There are a few brighter spots. The rates of control of high blood pressure among American adults increased to 41 percent in 2003-2004 from 31 percent in 1999-2000, according to the report. Control rates for diabetes rose to 88 percent from 79 percent in the same period, the group said.

Despite all the study’s doom and gloom, the U.S. remains a remarkable place for medical talent and innovation. Even if the system as a whole is a mess, the individual institutions and medical professionals that make up the system are often the envy of the world. What the system urgently needs, The Commonwealth Fund says, is national leadership “to yield greater value for the resources devoted to healthcare.” But with a war, mortgage crisis, global warming, and creeping inflation among the other problems facing whoever is the next president, helping healthcare get its grades up will be no cinch.

Wednesday, July 16, 2008

Whether The Couric Effect Is Real, It’s Not Enough

CDC says despite improvements colorectal cancer screening rate remain too low.

DANIEL S. LEVINE
The Journal of Life Sciences

I am not a regular viewer of morning television, but circumstances were such that early one day in March 2000, I watched Katie Couric get a colonoscopy on the Today show. Perhaps it is chance viewings like this that explains why I am not a regular viewer of morning television.

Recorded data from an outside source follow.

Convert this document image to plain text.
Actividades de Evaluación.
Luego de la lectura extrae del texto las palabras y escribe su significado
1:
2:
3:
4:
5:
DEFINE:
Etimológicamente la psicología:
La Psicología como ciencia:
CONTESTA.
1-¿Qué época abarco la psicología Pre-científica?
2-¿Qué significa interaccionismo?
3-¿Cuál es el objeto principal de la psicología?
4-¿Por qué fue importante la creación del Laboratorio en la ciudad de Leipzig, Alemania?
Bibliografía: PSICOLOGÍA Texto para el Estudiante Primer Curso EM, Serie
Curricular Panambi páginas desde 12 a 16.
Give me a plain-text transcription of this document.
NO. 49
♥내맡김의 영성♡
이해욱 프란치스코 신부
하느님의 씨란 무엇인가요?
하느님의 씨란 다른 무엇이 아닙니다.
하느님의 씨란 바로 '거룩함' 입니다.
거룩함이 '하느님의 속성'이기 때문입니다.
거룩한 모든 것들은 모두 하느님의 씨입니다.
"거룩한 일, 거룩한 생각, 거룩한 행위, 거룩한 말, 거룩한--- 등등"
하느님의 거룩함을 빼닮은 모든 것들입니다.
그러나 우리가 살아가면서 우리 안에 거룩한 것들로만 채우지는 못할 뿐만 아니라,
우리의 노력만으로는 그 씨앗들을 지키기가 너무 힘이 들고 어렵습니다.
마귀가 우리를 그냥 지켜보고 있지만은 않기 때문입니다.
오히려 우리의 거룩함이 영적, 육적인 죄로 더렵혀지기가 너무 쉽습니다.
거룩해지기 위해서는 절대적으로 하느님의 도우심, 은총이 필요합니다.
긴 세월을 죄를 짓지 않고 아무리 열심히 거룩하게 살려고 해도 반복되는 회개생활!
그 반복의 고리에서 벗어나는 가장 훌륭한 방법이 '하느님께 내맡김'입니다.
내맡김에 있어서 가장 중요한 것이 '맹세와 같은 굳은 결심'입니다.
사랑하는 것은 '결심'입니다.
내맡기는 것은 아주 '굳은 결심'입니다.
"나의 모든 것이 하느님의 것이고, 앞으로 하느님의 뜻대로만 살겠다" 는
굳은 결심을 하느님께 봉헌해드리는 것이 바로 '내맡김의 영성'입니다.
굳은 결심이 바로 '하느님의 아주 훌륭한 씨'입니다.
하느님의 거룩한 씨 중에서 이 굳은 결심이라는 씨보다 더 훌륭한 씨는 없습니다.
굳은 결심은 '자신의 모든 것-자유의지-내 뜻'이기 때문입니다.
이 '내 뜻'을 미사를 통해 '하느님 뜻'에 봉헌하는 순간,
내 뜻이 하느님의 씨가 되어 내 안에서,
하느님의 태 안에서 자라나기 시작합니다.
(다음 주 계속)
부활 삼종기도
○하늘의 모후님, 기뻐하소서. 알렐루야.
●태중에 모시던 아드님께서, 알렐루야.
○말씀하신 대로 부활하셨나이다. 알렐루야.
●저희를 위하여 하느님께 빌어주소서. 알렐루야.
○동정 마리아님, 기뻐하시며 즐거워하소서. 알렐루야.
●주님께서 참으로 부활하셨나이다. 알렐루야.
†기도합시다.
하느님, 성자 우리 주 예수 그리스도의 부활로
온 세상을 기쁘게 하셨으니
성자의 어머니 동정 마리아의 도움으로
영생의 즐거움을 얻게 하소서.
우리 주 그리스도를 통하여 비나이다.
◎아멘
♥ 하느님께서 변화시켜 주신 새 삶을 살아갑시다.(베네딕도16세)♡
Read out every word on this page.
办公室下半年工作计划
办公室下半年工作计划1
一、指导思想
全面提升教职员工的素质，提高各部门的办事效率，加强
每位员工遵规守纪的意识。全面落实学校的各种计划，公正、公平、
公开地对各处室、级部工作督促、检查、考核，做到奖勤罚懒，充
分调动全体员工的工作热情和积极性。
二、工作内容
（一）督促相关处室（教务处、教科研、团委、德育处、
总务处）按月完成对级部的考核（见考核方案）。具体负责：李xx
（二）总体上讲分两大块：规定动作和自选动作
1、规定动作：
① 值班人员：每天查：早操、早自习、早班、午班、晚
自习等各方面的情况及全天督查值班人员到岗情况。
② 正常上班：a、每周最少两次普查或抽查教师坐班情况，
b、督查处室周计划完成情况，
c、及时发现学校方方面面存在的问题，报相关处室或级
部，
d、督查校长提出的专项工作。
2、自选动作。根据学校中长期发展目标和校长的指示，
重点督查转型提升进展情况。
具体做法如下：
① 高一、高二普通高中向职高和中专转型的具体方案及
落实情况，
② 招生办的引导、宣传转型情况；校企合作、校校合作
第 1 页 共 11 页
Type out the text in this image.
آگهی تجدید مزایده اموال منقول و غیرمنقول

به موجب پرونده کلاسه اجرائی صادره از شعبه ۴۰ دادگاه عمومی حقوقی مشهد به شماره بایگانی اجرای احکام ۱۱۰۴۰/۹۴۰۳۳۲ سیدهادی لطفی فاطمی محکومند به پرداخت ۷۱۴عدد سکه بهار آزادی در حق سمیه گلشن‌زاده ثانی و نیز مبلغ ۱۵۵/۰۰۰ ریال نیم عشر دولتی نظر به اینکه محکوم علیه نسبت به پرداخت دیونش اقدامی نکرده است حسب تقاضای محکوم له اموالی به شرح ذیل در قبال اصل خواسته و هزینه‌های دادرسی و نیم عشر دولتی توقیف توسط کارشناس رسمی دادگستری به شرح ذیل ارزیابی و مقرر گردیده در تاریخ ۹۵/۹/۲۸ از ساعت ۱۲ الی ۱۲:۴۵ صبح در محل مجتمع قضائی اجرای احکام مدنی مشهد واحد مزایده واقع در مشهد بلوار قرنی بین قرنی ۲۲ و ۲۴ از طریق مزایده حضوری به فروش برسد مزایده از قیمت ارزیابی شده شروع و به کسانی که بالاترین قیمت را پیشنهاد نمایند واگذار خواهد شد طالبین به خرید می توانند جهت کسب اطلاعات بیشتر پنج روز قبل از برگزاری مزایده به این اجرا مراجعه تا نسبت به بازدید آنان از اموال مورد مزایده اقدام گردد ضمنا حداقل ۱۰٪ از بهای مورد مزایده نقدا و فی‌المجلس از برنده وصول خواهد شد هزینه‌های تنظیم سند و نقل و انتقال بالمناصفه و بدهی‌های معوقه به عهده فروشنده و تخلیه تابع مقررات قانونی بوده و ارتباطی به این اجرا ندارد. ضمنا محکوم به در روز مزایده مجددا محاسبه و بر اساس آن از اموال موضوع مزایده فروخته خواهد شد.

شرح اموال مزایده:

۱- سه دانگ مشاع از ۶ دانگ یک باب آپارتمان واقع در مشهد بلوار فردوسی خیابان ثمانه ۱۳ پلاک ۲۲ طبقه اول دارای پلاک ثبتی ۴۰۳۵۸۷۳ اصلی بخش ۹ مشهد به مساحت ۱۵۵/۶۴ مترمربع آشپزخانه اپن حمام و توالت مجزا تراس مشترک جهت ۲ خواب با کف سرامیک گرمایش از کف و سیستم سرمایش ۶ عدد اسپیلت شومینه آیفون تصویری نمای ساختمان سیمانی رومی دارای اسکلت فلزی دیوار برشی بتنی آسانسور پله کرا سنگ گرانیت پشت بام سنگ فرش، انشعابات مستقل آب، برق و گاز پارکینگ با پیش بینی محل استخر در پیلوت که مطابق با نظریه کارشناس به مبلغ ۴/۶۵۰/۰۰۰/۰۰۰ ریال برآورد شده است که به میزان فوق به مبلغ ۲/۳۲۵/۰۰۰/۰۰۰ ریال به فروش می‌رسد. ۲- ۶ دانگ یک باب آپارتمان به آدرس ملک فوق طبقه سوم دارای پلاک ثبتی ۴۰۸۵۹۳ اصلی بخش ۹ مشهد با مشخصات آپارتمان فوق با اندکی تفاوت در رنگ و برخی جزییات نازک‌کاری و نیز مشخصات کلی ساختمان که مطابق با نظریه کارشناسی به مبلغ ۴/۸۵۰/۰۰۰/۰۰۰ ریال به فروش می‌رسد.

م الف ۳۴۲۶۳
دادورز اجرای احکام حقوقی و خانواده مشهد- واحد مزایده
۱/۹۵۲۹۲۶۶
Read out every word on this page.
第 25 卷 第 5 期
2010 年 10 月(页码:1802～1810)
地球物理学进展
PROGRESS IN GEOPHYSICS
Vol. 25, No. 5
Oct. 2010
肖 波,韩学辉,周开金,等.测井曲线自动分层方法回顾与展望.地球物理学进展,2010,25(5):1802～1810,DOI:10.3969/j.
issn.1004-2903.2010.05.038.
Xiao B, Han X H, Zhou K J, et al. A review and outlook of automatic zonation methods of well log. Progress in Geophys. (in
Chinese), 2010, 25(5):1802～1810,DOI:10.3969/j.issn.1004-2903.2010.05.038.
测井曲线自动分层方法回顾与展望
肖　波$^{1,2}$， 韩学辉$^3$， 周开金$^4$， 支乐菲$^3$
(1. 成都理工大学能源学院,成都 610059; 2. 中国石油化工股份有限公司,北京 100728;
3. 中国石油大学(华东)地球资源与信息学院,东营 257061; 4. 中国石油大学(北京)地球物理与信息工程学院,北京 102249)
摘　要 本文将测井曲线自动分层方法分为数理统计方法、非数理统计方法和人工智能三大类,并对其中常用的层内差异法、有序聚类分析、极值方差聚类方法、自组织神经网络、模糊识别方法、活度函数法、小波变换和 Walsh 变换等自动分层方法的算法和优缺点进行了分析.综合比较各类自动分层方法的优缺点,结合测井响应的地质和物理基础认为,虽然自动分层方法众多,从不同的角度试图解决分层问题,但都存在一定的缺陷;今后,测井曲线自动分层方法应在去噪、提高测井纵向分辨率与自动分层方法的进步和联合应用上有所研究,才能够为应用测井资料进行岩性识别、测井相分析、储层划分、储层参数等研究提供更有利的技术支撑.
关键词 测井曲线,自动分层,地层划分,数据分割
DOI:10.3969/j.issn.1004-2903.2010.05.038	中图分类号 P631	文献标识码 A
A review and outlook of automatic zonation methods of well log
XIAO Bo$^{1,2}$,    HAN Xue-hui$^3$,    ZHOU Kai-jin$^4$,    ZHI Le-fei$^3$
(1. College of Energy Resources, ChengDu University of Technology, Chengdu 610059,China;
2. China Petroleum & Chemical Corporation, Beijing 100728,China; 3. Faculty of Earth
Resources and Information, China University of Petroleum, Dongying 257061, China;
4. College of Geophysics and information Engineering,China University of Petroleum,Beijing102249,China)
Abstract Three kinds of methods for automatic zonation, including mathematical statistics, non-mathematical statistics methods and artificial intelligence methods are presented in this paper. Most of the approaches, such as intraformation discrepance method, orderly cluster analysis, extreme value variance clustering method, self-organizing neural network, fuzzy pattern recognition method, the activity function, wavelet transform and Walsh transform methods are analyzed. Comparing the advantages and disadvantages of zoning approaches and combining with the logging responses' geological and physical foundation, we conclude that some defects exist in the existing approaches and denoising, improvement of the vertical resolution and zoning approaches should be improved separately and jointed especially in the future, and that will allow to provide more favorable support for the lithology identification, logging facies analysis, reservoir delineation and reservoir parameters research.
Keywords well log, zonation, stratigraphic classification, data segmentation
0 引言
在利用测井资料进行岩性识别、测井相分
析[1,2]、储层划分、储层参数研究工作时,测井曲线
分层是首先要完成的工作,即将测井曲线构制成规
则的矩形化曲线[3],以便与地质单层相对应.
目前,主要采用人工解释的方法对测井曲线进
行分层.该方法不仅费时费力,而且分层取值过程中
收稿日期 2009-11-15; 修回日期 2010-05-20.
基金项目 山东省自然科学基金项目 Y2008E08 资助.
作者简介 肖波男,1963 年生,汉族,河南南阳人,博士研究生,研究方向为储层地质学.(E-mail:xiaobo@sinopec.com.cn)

Couric, who lost her 42-year-old husband Jay Monahan to colon cancer, was a woman with a cause. She apparently was so successful at raising awareness about the importance of getting screened for colon cancer that researchers dubbed the 20 percent increase in colonoscopy rates in the months that followed the broadcast “The Katie Couric effect.”

But that clearly has not been enough. Researchers at The Centers for Disease Control and Prevention report in the July 2008 issue of the journal Cancer Epidemiology, Biomarkers and Prevention that only about half of U.S. men and women 50 and older receive the recommended tests. The CDC conducted a National Health Interview Survey in 2005. Although this was an improvement over the 43 percent of screened individuals reported in 2000, it is still far from optimal, researchers said.

CDC epidemiologist Jean Shapiro believes a major problem is insurance coverage. Among people without health insurance, researchers found the rate of colorectal cancer screening was 24.1 percent, compared to more than 50 percent of insured Americans, depending on the type of insurance. Among patients without a usual source of health care, the screening rate was 24.7 percent compared to 51.9 percent of patients with a usual source of healthcare.

“If we can increase the number of people who have health care coverage, we should be able to increase colorectal cancer screening rates,” said Shapiro.

As for the Katie Couric effect, Shapiro says the increase in colorectal cancer screening rates observed from 2000 to 2005 may have been due in part to increased media coverage of the importance of colonoscopy. However, Shapiro adds, the increase was probably also due to the fact that in 2001, Medicare expanded its coverage for colonoscopy screenings to a wider range of patients.